ETCHR: Decoupled Image Editing for Visual Chain-of-Thought Reasoning in MLLMs
ETCHR introduces a question-conditioned, reasoning-aware image editing model that decouples visual transformation from downstream understanding in multimodal LLMs. It addresses two identified gaps—language-side (mapping abstract questions to visual edits) and generation-side (edit quality degrading with reasoning depth)—via a two-stage training recipe combining supervised fine-tuning on edit trajectories and VLM-derived reward signals. Because the editor is decoupled, it plugs into arbitrary MLLMs without retraining, yielding Pass@1 gains of roughly +4.6 to +5.5 points across five task families when paired with Qwen3-VL-8B, Gemini-3.1-Flash-Lite, and Kimi K2.5. The work advances the 'think with images' paradigm beyond fixed toolkits and unified multimodal approaches.

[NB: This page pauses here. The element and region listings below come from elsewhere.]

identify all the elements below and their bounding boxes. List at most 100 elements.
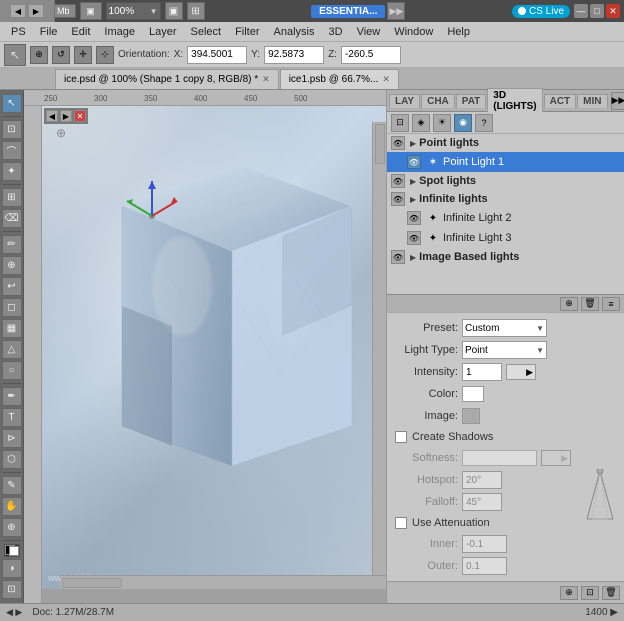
eyedrop-tool[interactable]: ⌫ [2, 209, 22, 228]
menu-analysis[interactable]: Analysis [267, 24, 322, 40]
scrollbar-vertical[interactable] [372, 122, 386, 575]
vis-infinite3[interactable]: 👁 [407, 231, 421, 245]
vis-point-lights[interactable]: 👁 [391, 136, 405, 150]
vis-infinite2[interactable]: 👁 [407, 211, 421, 225]
tool-opt2[interactable]: ↺ [52, 46, 70, 64]
intensity-input[interactable] [462, 363, 502, 381]
tab-act[interactable]: ACT [544, 94, 577, 108]
delete-light-btn[interactable]: 🗑 [581, 297, 599, 311]
close-btn[interactable]: ✕ [606, 4, 620, 18]
tab-lay[interactable]: LAY [389, 94, 420, 108]
tab-cha[interactable]: CHA [421, 94, 455, 108]
tool-select-btn[interactable]: ↖ [4, 44, 26, 66]
add-light-btn[interactable]: ⊕ [560, 297, 578, 311]
zoom-tool[interactable]: ⊕ [2, 518, 22, 537]
screen-mode-btn[interactable]: ⊡ [2, 580, 22, 599]
canvas-content[interactable]: ◀ ▶ ✕ ⊕ www.MISSY UAN.com [42, 106, 386, 589]
tab-3d-lights[interactable]: 3D (LIGHTS) [487, 88, 542, 113]
tab-ice1-psb[interactable]: ice1.psb @ 66.7%... ✕ [280, 69, 399, 89]
fg-bg-color[interactable] [4, 544, 20, 557]
ice-cube-image[interactable]: ◀ ▶ ✕ ⊕ www.MISSY UAN.com [42, 106, 386, 589]
tab-min[interactable]: MIN [577, 94, 607, 108]
pib-material[interactable]: ◈ [412, 114, 430, 132]
crop-tool[interactable]: ⊞ [2, 188, 22, 207]
blur-tool[interactable]: △ [2, 340, 22, 359]
type-tool[interactable]: T [2, 408, 22, 427]
image-picker[interactable] [462, 408, 480, 424]
pib-mesh[interactable]: ⊡ [391, 114, 409, 132]
panel-opts-btn[interactable]: ≡ [602, 297, 620, 311]
workspace-badge[interactable]: ESSENTIA... [311, 5, 385, 18]
pib-help[interactable]: ? [475, 114, 493, 132]
menu-ps[interactable]: PS [4, 24, 33, 40]
dodge-tool[interactable]: ○ [2, 361, 22, 380]
tool-opt1[interactable]: ⊕ [30, 46, 48, 64]
light-item-infinite3[interactable]: 👁 ✦ Infinite Light 3 [387, 228, 624, 248]
stamp-tool[interactable]: ⊕ [2, 256, 22, 275]
z-input[interactable] [341, 46, 401, 64]
marquee-tool[interactable]: ⊡ [2, 120, 22, 139]
section-image-lights[interactable]: 👁 ▶ Image Based lights [387, 248, 624, 266]
arrange-btn[interactable]: ⊞ [187, 2, 205, 20]
hand-tool[interactable]: ✋ [2, 497, 22, 516]
pib-scene[interactable]: ◉ [454, 114, 472, 132]
menu-image[interactable]: Image [97, 24, 142, 40]
wand-tool[interactable]: ✦ [2, 162, 22, 181]
tool-opt3[interactable]: ✛ [74, 46, 92, 64]
menu-filter[interactable]: Filter [228, 24, 266, 40]
tab-scroll-right[interactable]: ▶ [28, 4, 44, 18]
scrollbar-h-thumb[interactable] [62, 578, 122, 588]
vis-image-lights[interactable]: 👁 [391, 250, 405, 264]
tool-opt4[interactable]: ⊹ [96, 46, 114, 64]
color-swatch[interactable] [462, 386, 484, 402]
tab-ice1-close[interactable]: ✕ [382, 74, 390, 85]
cs-live-badge[interactable]: CS Live [512, 5, 570, 18]
menu-layer[interactable]: Layer [142, 24, 184, 40]
section-spot-lights[interactable]: 👁 ▶ Spot lights [387, 172, 624, 190]
canvas-tool1[interactable]: ◀ [46, 110, 58, 122]
scrollbar-horizontal[interactable] [60, 575, 386, 589]
eraser-tool[interactable]: ◻ [2, 298, 22, 317]
x-input[interactable] [187, 46, 247, 64]
pen-tool[interactable]: ✒ [2, 387, 22, 406]
panel-foot-btn2[interactable]: ⊡ [581, 586, 599, 600]
canvas-close[interactable]: ✕ [74, 110, 86, 122]
menu-edit[interactable]: Edit [64, 24, 97, 40]
brush-tool[interactable]: ✏ [2, 235, 22, 254]
menu-select[interactable]: Select [184, 24, 229, 40]
quick-mask-btn[interactable]: ◑ [2, 559, 22, 578]
light-item-point1[interactable]: 👁 ✶ Point Light 1 [387, 152, 624, 172]
vis-infinite-lights[interactable]: 👁 [391, 192, 405, 206]
tab-pat[interactable]: PAT [456, 94, 487, 108]
light-type-dropdown[interactable]: Point ▼ [462, 341, 547, 359]
menu-window[interactable]: Window [387, 24, 440, 40]
section-point-lights[interactable]: 👁 ▶ Point lights [387, 134, 624, 152]
menu-file[interactable]: File [33, 24, 65, 40]
view-btn[interactable]: ▣ [165, 2, 183, 20]
panel-forward-btn[interactable]: ▶▶ [611, 92, 624, 110]
create-shadows-checkbox[interactable] [395, 431, 407, 443]
vis-spot-lights[interactable]: 👁 [391, 174, 405, 188]
zoom-mode-btn[interactable]: ▣ [80, 2, 102, 20]
preset-dropdown[interactable]: Custom ▼ [462, 319, 547, 337]
intensity-slider[interactable]: ▶ [506, 364, 536, 380]
tab-ice-psd[interactable]: ice.psd @ 100% (Shape 1 copy 8, RGB/8) *… [55, 69, 279, 89]
zoom-dropdown[interactable]: 100% ▼ [106, 2, 161, 20]
tab-scroll-left[interactable]: ◀ [10, 4, 26, 18]
pib-light[interactable]: ☀ [433, 114, 451, 132]
minimize-btn[interactable]: — [574, 4, 588, 18]
history-tool[interactable]: ↩ [2, 277, 22, 296]
y-input[interactable] [264, 46, 324, 64]
tab-ice-close[interactable]: ✕ [262, 74, 270, 85]
gradient-tool[interactable]: ▦ [2, 319, 22, 338]
move-tool[interactable]: ↖ [2, 94, 22, 113]
canvas-tool2[interactable]: ▶ [60, 110, 72, 122]
panel-foot-btn1[interactable]: ⊕ [560, 586, 578, 600]
menu-3d[interactable]: 3D [322, 24, 350, 40]
light-item-infinite2[interactable]: 👁 ✦ Infinite Light 2 [387, 208, 624, 228]
path-tool[interactable]: ⊳ [2, 429, 22, 448]
note-tool[interactable]: ✎ [2, 476, 22, 495]
panel-foot-btn3[interactable]: 🗑 [602, 586, 620, 600]
menu-help[interactable]: Help [440, 24, 477, 40]
menu-view[interactable]: View [350, 24, 388, 40]
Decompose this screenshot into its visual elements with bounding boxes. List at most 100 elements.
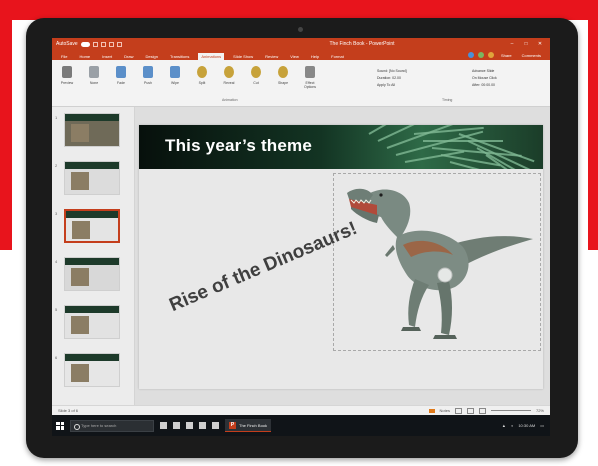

PGT: Procedurally Generated Tasks for Improving Visual Grounding in MLLMs
This paper introduces Procedurally Generated Tasks (PGT), a data-driven framework that overlays geometric primitives on images to create dense supervision signals for fine-grained visual grounding in multimodal large language models. PGT serves both as a training augmentation method and a diagnostic tool to isolate perception failures from semantic priors. Instruction tuning on LLaVA-v1.5-Instruct augmented with PGT data yields gains of up to +20% on the What'sUp benchmark and +13.3% on CV-Bench-2D. The results suggest that spatial reasoning deficits in MLLMs stem primarily from inadequate supervision rather than architectural or resolution constraints.
Visual instruction tuning aligns modalities in intermediate LLM layers, not early ones
A new arXiv paper investigates how visual instruction tuning embeds image features into the layer-wise hierarchy of LLM backbones across diverse vision-language architectures. Using probing analyses and causal interventions, the authors find that instruction tuning routes visual features into intermediate semantic layers, bypassing early unimodal-processing layers. They further show that fine-tuning restricted to these intermediate layers alone preserves full fine-tuning performance on vision-centric benchmarks while reducing training time, suggesting multimodal integration is a localized phenomenon.